Mas esta gente queria o quê? Novela? Bosley Crowter, uma das figuras pardas da crítica americana da altura, deu fortes machadadas no filme, classificando de indigno o que se fez a Miss Durbin – nomeada e mormente terem-na obrigado a ser actriz. Mas isto é uma muito “piquena” parte do sótão negro, negríssimo, preto mais preto não há, de Christmas Holiday, onde há sugestões de incesto, complexos de édipo, ménage à trois entre mãe, filho e nora, e dois enormes flashbacks com a acção invertida no tempo, Hermano J a brincar aos poderes da memória e seus puzzles temporais, tal como fizera num esquecido filme anterior de 1941. E uma missa de Natal que dura aproximadamente cinco minutos.
Uma missa em latim, sagrada, com as personagens principais apenas focadas intermitentemente, com Siodmak a dar relevo à liturgia do momento, sendo esta uma das vezes onde Hollywood mais deve ter estado próxima das procissões do Rossellini. Há uma evidente tensão formal entre o “sagrado” do documental e o “profano” da ficção, com Deanna Durbin e Dean Harens remetidos a uma omnipresente escuridão, separados do ritual que vai sucedendo à sua frente, um ritual com coros e órgãos que quase me leva a reconsiderar a opção de me baptizar.

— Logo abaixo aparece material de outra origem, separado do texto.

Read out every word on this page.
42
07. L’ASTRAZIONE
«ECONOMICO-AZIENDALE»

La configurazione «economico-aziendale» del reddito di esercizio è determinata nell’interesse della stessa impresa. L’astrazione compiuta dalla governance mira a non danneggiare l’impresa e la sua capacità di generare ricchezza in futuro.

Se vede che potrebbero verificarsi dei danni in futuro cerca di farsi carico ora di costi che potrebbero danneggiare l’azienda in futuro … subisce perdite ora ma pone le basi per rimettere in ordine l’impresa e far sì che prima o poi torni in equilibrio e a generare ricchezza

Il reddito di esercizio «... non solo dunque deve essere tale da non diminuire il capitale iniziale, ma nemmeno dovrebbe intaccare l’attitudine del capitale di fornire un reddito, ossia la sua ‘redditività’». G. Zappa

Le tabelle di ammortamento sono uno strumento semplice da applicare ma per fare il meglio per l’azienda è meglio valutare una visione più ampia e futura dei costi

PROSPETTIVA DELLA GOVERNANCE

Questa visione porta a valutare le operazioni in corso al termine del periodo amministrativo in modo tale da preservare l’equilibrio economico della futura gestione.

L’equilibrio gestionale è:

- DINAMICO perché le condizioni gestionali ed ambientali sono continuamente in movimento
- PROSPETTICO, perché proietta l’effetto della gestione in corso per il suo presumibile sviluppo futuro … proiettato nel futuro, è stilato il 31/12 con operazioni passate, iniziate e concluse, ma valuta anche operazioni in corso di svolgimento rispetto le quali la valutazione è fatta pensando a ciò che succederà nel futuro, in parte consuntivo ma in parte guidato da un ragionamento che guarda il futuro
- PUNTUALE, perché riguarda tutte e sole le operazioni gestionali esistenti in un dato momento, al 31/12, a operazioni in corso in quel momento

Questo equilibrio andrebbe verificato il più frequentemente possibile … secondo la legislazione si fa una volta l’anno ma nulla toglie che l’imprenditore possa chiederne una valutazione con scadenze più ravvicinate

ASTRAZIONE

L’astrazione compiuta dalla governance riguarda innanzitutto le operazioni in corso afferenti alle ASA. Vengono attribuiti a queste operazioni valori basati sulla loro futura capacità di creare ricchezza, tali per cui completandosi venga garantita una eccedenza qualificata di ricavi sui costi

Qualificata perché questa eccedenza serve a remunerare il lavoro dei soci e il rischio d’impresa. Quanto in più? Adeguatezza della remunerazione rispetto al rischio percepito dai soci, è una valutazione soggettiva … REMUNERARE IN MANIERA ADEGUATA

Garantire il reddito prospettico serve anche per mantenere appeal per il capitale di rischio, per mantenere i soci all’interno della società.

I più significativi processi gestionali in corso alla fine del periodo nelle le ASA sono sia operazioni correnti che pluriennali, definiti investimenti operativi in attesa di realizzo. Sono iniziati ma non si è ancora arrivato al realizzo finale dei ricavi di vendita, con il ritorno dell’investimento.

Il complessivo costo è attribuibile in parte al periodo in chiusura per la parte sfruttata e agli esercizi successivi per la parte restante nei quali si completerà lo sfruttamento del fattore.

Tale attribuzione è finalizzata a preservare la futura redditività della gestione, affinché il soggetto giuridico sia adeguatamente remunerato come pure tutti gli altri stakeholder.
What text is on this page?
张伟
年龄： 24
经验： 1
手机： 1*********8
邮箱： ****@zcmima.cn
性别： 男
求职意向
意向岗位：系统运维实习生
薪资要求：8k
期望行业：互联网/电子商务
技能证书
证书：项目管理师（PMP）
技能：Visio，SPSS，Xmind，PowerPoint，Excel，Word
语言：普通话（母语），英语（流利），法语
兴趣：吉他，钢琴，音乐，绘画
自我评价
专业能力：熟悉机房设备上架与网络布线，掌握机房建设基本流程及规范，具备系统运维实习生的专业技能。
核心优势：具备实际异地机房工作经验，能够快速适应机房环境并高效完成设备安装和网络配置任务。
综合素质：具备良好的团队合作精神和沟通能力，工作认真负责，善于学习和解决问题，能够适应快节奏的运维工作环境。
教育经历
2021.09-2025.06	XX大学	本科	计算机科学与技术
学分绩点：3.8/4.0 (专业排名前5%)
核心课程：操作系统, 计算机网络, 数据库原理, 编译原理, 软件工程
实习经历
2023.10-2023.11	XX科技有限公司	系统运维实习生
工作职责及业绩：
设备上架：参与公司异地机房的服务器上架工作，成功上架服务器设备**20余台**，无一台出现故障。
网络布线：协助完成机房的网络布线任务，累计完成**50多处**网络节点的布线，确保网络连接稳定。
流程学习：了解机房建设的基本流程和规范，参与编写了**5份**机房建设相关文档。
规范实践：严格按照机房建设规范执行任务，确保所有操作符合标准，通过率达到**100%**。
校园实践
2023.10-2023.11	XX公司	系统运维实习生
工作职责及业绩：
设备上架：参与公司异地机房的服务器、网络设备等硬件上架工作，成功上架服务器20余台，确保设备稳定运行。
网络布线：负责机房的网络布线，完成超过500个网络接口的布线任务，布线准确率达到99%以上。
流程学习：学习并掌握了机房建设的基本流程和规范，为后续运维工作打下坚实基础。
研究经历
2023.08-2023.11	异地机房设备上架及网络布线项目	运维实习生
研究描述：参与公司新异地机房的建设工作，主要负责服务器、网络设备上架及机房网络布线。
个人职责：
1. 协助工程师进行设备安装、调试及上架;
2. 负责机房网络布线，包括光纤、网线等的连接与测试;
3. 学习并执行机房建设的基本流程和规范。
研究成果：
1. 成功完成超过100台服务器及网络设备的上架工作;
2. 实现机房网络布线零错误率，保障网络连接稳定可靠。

Uma missa que também serve como verdadeiro início de Christmas Holiday. Se antes da missa acompanhávamos Harens, é a partir deste momento, e sobretudo após o choro de Deanna, que entramos na verdadeira força motriz deste filme. Um abençoado desvio de perspectiva, porque se ficássemos com Harens iríamos entrar por terrenos mais reconhecíveis de vingança e demais patifarias de homem cornudo. Mas com Deanna e o seu choro, um choro de nostalgia, perdão e impotência, ficamos sem dúvida muito mais bem entregues. A partir dessas lágrimas vamos em directo para o abismo, de onde só se sairá num dos mais incríveis finais de sempre no cinema. No cinema, não do cinema americano. O título do filme está todo nesse último plano, autêntico Dreyer em Hollywood. Que filme, Jesus Cristo (som de órgão).